Perhaps the biggest change to productivity comes from altering what and when a task is performed. This is an area that is particularly tied to human skills and judgment. I spent six nights in a hotel room this month, and did not have my towels exchanged or bed made. That’s a marked departure from even a few years ago, when most hotels changed towels and at least made beds every day. Likewise, many restaurants are closing earlier, choosing to operate only during the most productive periods. Cutting tasks and delivering fewer services during periods of low demand are evidence that these hospitality and tourism businesses are trying to be more productive. What’s left are workers performing tasks that are more complex, such as customer service, rather than mundane tasks like making a bed.
That’s the story of almost all productivity changes. We automate those things humans aren’t particularly good at, and pay more for the things we are good at doing.

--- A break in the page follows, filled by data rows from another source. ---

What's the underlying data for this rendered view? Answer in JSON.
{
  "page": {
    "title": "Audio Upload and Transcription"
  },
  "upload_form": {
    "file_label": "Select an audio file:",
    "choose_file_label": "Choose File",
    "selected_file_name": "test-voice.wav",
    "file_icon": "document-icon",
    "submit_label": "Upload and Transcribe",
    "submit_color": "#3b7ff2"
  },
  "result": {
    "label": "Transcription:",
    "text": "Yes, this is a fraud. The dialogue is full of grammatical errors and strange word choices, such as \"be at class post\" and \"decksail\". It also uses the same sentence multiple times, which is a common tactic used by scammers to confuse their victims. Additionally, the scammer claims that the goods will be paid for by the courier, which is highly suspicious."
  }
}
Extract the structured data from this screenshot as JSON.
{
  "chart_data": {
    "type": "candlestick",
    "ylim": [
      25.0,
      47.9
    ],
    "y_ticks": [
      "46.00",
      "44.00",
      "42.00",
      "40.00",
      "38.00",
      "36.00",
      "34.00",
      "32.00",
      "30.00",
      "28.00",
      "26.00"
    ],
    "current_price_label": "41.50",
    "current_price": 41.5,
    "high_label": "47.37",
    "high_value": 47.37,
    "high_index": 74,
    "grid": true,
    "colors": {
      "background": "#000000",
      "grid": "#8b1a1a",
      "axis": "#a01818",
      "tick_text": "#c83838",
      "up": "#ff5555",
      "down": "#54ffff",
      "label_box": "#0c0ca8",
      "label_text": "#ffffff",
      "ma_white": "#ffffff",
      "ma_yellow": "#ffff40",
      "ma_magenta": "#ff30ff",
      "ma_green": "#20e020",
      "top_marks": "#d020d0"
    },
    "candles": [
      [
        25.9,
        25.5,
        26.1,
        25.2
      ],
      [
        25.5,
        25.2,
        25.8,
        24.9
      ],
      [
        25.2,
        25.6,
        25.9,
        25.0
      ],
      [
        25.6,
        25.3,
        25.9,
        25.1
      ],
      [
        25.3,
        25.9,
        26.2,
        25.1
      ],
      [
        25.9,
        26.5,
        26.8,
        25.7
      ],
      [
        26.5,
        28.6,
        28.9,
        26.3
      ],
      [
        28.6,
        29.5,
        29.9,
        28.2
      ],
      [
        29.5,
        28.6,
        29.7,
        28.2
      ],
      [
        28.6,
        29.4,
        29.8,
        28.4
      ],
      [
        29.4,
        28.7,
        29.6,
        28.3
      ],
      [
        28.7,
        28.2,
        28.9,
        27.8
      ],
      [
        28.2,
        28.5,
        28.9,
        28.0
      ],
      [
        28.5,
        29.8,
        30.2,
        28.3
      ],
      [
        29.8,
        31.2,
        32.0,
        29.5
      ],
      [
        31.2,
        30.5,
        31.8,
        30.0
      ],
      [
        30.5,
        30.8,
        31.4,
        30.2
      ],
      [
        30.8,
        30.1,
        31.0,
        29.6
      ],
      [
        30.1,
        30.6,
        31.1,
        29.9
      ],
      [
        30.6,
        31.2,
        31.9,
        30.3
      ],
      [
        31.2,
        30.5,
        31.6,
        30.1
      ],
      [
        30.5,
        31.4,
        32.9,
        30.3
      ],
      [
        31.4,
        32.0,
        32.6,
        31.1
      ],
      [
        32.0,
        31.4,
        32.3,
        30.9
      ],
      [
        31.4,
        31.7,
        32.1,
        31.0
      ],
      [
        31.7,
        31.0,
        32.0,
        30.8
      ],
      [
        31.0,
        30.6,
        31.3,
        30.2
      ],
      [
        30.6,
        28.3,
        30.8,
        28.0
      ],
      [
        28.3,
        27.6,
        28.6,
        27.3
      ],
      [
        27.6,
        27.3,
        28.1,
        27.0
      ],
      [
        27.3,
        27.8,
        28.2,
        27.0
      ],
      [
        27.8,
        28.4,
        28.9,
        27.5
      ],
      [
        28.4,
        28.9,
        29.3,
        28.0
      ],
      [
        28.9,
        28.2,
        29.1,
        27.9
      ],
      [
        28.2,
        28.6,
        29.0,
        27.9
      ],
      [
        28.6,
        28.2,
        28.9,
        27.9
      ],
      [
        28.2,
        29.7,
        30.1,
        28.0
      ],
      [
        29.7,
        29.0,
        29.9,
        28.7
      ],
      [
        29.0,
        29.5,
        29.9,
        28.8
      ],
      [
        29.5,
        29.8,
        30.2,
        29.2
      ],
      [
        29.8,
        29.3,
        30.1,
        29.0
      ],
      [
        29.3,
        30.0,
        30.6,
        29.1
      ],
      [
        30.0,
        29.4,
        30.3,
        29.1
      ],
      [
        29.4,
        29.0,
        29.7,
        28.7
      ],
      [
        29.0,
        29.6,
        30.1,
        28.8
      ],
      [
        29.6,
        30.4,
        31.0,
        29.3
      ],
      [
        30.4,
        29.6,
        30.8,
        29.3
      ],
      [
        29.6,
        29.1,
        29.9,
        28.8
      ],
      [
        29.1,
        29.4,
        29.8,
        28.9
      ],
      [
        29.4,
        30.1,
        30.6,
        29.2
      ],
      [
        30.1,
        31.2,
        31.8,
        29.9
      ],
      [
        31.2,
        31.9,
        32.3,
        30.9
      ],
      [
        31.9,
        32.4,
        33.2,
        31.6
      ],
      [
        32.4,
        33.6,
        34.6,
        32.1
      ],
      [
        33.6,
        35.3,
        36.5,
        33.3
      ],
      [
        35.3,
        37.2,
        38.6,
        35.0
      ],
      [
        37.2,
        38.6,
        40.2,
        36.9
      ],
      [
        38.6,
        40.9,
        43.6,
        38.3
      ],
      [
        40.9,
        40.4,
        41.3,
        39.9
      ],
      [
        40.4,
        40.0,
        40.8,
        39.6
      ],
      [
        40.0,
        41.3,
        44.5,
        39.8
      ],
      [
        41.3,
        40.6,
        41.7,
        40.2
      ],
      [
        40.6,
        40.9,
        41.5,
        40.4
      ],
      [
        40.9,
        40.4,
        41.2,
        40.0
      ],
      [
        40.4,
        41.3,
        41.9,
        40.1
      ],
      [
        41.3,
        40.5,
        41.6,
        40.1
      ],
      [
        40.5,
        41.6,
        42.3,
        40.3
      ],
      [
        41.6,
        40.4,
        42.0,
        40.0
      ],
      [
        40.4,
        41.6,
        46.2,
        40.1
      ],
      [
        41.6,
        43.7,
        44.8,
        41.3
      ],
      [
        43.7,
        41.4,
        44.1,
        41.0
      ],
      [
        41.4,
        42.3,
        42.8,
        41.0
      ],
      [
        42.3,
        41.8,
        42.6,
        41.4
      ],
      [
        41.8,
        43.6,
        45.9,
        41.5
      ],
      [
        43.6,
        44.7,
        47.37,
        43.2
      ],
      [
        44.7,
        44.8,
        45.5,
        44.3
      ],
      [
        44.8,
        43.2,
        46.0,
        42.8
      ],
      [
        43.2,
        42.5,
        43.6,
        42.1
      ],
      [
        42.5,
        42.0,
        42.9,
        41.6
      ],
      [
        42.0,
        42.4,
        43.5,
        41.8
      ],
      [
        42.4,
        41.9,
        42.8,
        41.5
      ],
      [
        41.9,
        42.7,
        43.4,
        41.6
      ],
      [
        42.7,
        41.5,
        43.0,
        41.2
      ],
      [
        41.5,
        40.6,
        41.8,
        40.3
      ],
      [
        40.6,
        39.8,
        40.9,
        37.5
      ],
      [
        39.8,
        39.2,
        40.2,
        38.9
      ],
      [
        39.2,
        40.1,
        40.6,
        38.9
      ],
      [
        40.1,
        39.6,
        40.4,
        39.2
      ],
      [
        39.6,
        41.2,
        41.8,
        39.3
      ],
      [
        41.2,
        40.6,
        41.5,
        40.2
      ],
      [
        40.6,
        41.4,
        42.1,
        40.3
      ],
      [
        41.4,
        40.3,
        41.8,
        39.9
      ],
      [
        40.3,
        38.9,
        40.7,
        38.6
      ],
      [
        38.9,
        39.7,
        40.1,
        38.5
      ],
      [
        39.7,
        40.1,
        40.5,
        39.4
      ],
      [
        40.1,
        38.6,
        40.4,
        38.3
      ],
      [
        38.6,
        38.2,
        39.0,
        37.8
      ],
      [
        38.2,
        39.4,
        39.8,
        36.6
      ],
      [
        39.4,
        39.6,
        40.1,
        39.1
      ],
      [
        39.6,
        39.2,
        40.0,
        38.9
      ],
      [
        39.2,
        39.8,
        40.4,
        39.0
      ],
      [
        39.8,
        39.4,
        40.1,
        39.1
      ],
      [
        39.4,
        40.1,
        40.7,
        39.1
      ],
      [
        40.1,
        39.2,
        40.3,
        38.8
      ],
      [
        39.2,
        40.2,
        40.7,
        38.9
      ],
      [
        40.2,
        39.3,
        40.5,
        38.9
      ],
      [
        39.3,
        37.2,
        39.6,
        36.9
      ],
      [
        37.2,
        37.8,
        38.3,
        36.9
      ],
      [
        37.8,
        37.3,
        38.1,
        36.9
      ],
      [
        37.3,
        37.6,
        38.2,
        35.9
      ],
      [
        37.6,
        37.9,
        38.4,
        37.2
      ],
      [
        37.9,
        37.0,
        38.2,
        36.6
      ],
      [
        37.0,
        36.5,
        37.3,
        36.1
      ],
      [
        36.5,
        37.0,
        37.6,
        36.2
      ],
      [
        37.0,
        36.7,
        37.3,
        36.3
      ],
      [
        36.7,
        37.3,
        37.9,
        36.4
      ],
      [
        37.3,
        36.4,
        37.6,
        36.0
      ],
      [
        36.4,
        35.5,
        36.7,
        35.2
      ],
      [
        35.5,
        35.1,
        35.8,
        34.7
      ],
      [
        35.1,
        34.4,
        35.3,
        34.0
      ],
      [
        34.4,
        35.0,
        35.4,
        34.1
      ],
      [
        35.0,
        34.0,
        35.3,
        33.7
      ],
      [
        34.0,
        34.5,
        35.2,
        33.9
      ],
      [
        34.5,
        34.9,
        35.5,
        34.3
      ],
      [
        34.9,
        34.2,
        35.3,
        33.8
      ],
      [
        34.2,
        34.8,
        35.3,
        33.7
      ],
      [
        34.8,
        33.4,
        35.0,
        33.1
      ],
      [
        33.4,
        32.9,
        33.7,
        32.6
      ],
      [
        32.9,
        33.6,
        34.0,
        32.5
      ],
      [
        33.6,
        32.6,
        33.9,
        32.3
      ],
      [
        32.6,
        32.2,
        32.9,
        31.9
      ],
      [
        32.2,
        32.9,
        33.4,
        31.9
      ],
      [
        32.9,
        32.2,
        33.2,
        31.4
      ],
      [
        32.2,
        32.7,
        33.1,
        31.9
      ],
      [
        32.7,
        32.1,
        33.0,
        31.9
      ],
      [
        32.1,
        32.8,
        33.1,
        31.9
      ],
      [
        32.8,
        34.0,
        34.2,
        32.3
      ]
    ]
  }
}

Humans aren’t particularly strong animals, so our early attempts at productivity growth used animals to move goods, plow fields and grind flour. We aren’t fleet of foot, so we built aqueducts to move water and roads to carry wagons. Newer productivity improvements used robotics to do mundane but complex tasks like assembling cars. Computers now do computations in portions of a second that 75 years ago would’ve required every human being to do calculations by hand for years.
This productivity growth is better for firms. We know that simply because they are spending resources to become more productive. We need no more insight than their behavior. When the dust settles, it is almost certain that hospitality and tourism will be less expensive in inflation-adjusted terms than they were before COVID. That has been the case throughout the past 300 years of remarkable productivity growth. But, has it been better for workers in the hospitality and tourism sector? In the most recent jobs report, that sector saw the largest annualized increase in wages. Hourly wages in this sector grew by 7.9 percent, much faster than the 5.0 percent that all private sector workers received.
This is good news for business owners in the travel and tourism industry, good news for those of us who consume their services, and especially welcomed news for the peopole working in that industry. Of course, it should go without saying that all of this is possible through the marvels of market economics, where business, workers and consumers all seek what’s best for themselves. In so doing, they quietly deliver value and growth across the economy.
Michael J. Hicks, PhD, is the director of the Center for Business and Economic Research and the George and Frances Ball distinguished professor of economics in the Miller College of Business at Ball State University.